Auf ein Zeichen des Königs fing der unglückliche Mann an zu schreiben, was ihm August diktierte. Sobald die an seine Frau gerichtete Aufforderung, unverzüglich nach Dresden zu kommen, zu Papier gebracht war, entriss man ihm den Brief, und einer der Höflinge stürzte mit demselben davon, um dem Eilboten des Königs den Befehl zu erteilen, das Schreiben nach Laubegast zu befördern.1
Abb.1:König August II. im Harnisch und Hermelinmantel sowie mit der Schärpe des Ordens vom Weißen Adler und dem Orden vom Goldenen Vlies, dessen Ritter er seit 1697 war (Gemälde auf Burg Stolpen)
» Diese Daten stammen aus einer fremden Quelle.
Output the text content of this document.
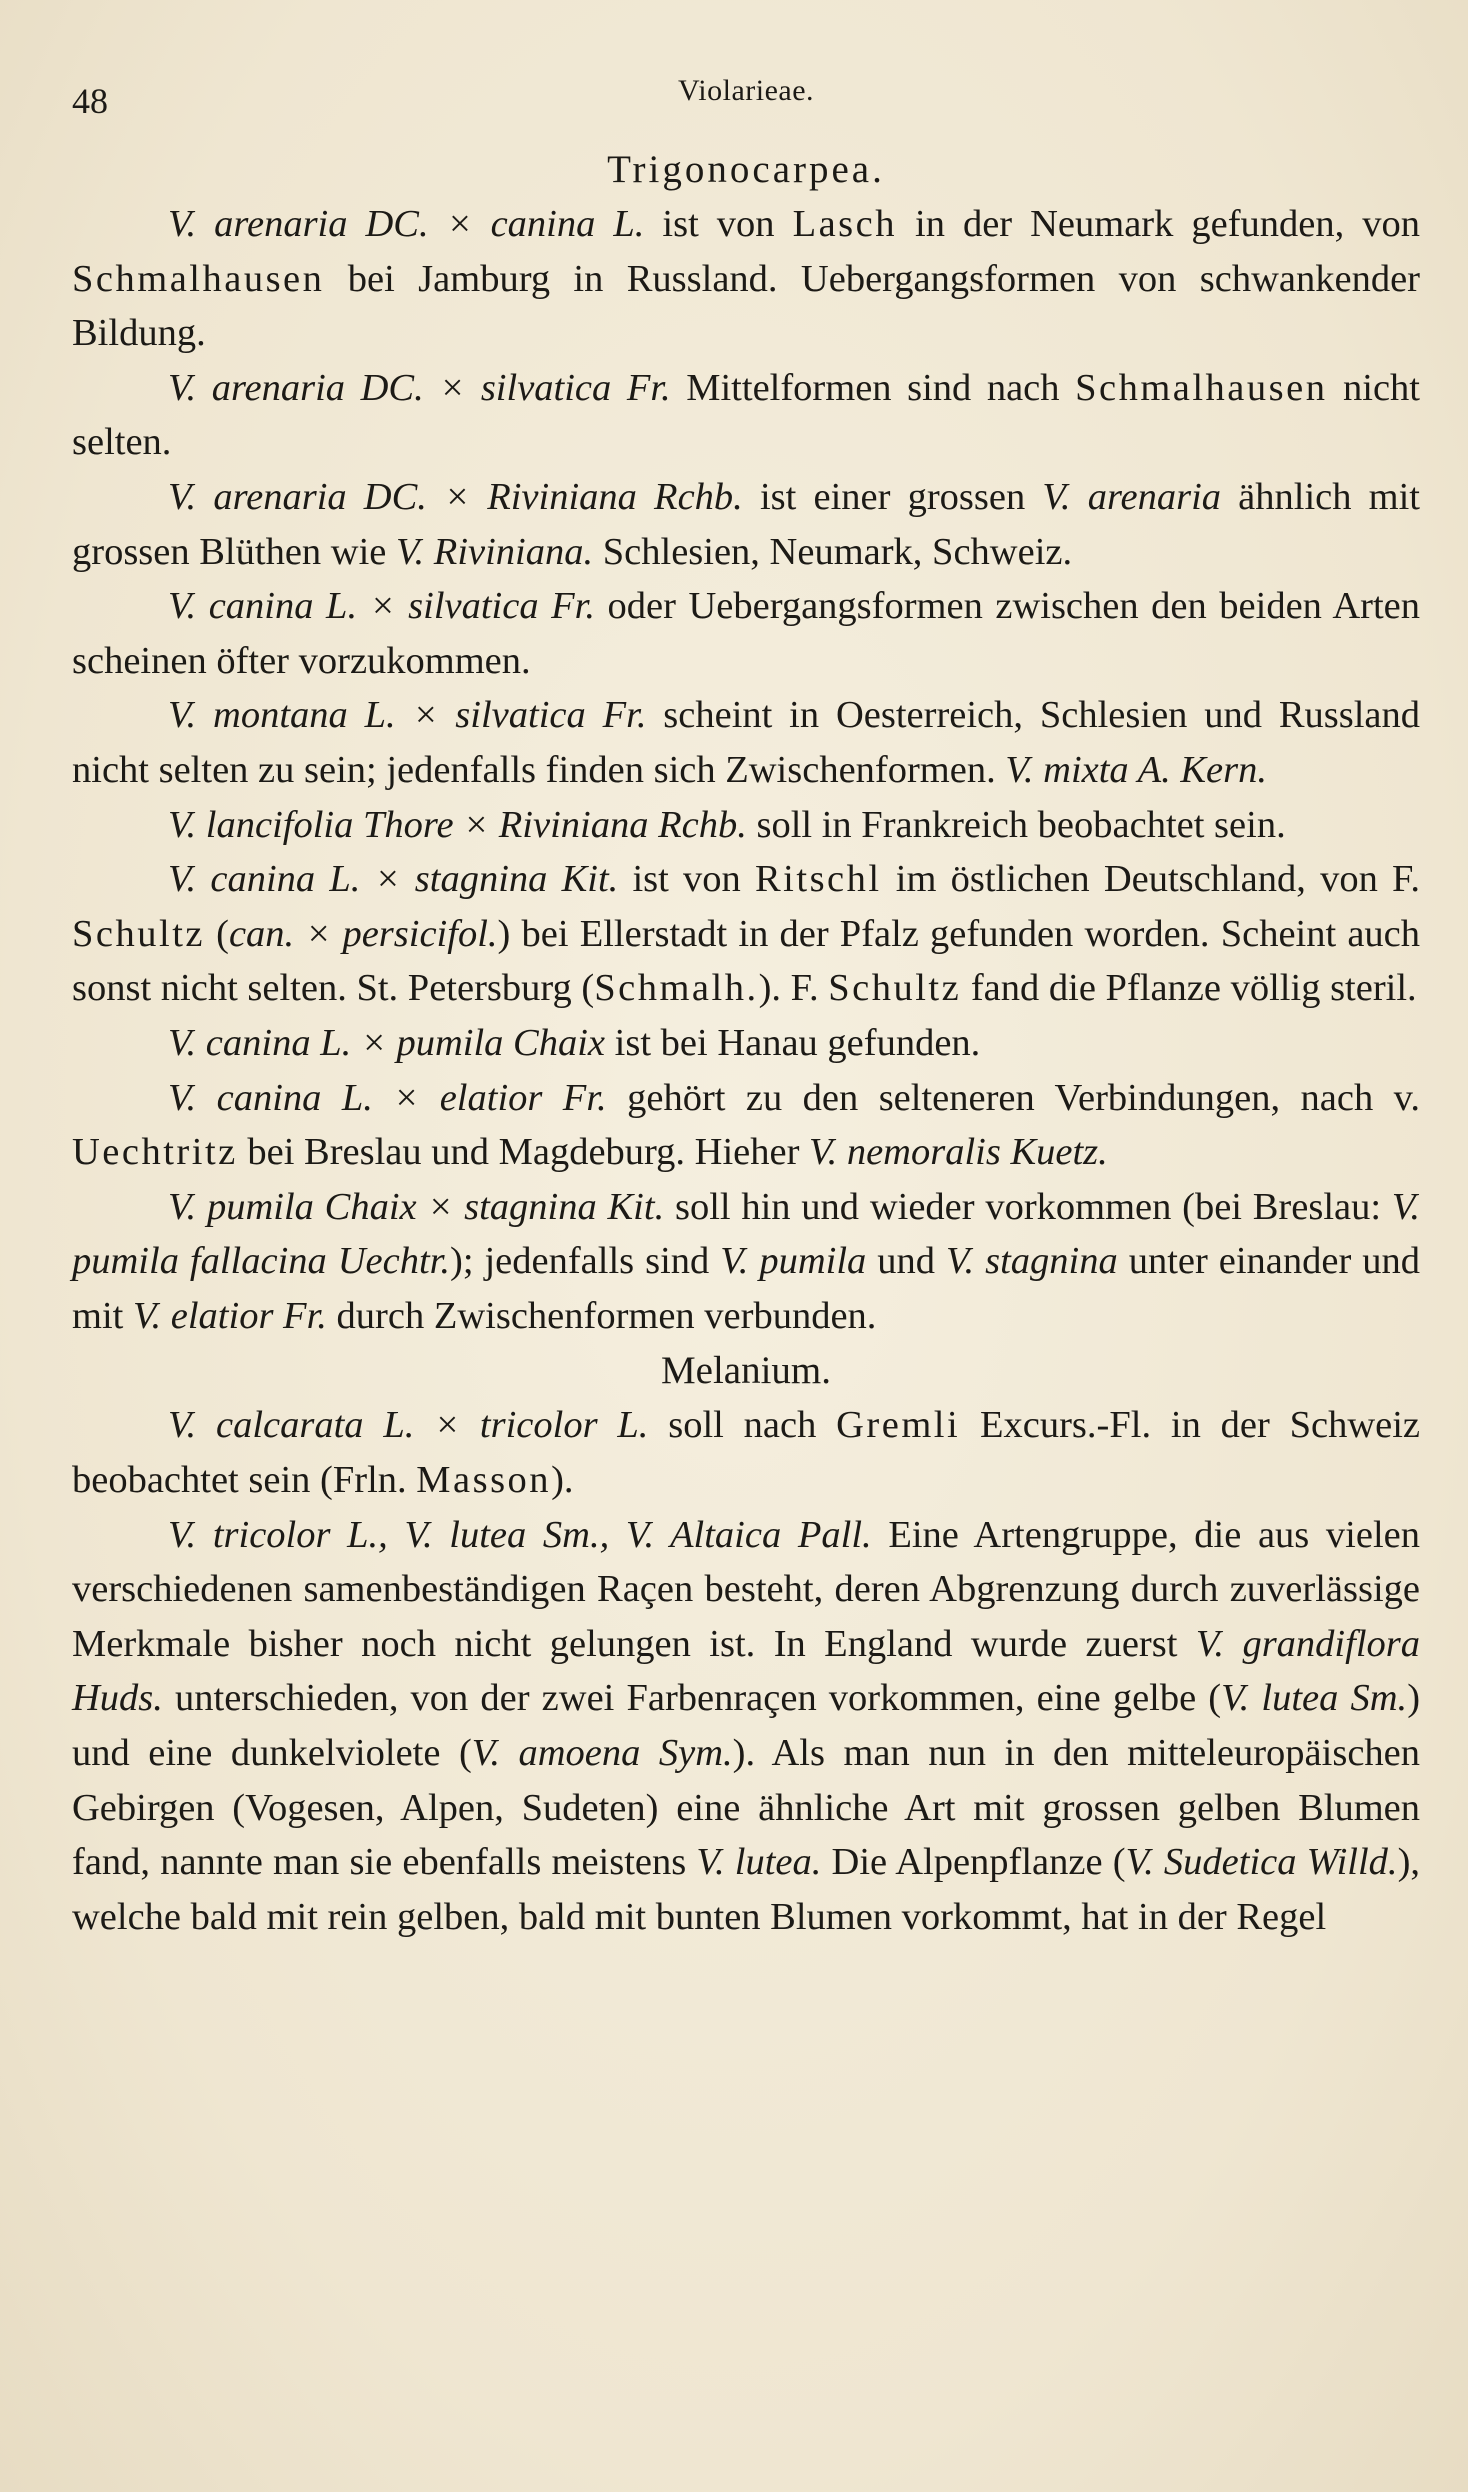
48	Violarieae.
Trigonocarpea.

V. arenaria DC. × canina L. ist von Lasch in der Neumark gefunden, von Schmalhausen bei Jamburg in Russland. Uebergangsformen von schwankender Bildung.

V. arenaria DC. × silvatica Fr. Mittelformen sind nach Schmalhausen nicht selten.

V. arenaria DC. × Riviniana Rchb. ist einer grossen V. arenaria ähnlich mit grossen Blüthen wie V. Riviniana. Schlesien, Neumark, Schweiz.

V. canina L. × silvatica Fr. oder Uebergangsformen zwischen den beiden Arten scheinen öfter vorzukommen.

V. montana L. × silvatica Fr. scheint in Oesterreich, Schlesien und Russland nicht selten zu sein; jedenfalls finden sich Zwischenformen. V. mixta A. Kern.

V. lancifolia Thore × Riviniana Rchb. soll in Frankreich beobachtet sein.

V. canina L. × stagnina Kit. ist von Ritschl im östlichen Deutschland, von F. Schultz (can. × persicifol.) bei Ellerstadt in der Pfalz gefunden worden. Scheint auch sonst nicht selten. St. Petersburg (Schmalh.). F. Schultz fand die Pflanze völlig steril.

V. canina L. × pumila Chaix ist bei Hanau gefunden.

V. canina L. × elatior Fr. gehört zu den selteneren Verbindungen, nach v. Uechtritz bei Breslau und Magdeburg. Hieher V. nemoralis Kuetz.

V. pumila Chaix × stagnina Kit. soll hin und wieder vorkommen (bei Breslau: V. pumila fallacina Uechtr.); jedenfalls sind V. pumila und V. stagnina unter einander und mit V. elatior Fr. durch Zwischenformen verbunden.

Melanium.

V. calcarata L. × tricolor L. soll nach Gremli Excurs.-Fl. in der Schweiz beobachtet sein (Frln. Masson).

V. tricolor L., V. lutea Sm., V. Altaica Pall. Eine Artengruppe, die aus vielen verschiedenen samenbeständigen Raçen besteht, deren Abgrenzung durch zuverlässige Merkmale bisher noch nicht gelungen ist. In England wurde zuerst V. grandiflora Huds. unterschieden, von der zwei Farbenraçen vorkommen, eine gelbe (V. lutea Sm.) und eine dunkelviolete (V. amoena Sym.). Als man nun in den mitteleuropäischen Gebirgen (Vogesen, Alpen, Sudeten) eine ähnliche Art mit grossen gelben Blumen fand, nannte man sie ebenfalls meistens V. lutea. Die Alpenpflanze (V. Sudetica Willd.), welche bald mit rein gelben, bald mit bunten Blumen vorkommt, hat in der Regel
So sollte also der Grundstein für das langjährige Verhältnis zwischen den sächsischen Kurfürsten August und Anna Constantia von Hoym gelegt worden sein. Zu schön, um wahr zu sein. Und nicht ein einziges Wort daran ist wahr. Ausgedacht hat sich das der polnische Schriftsteller Jozef Ignacy Kraszewski. Er schrieb dieses im Buch „Gräfin Cosel“, 1880 erschienen. Nun ganz allein hat er es sich auch nicht ausgedacht, sondern von Karl Ludwig Wilhelm Freiherr von Pöllnitz aus dessen Buch „Das galante Sachsen“ (erschienen 1735) einfach abgeschrieben. Plagiat ist also keine neue Erfindung. Und das es Kraszewski mit der historischen Wahrheit nie so genau nahm, ist nun hinreichend durch seine sogenannte „Sachsentrilogie“ belegt. Man denke nur an die Rolle, die er den sächsischen Premierminister Brühl zuschrieb.
Also ist Kraszewski für uns als Quelle ungeeignet, denn wir wollen ein wahres und ungeschminktes Buch über die legendäre Gräfin schreiben.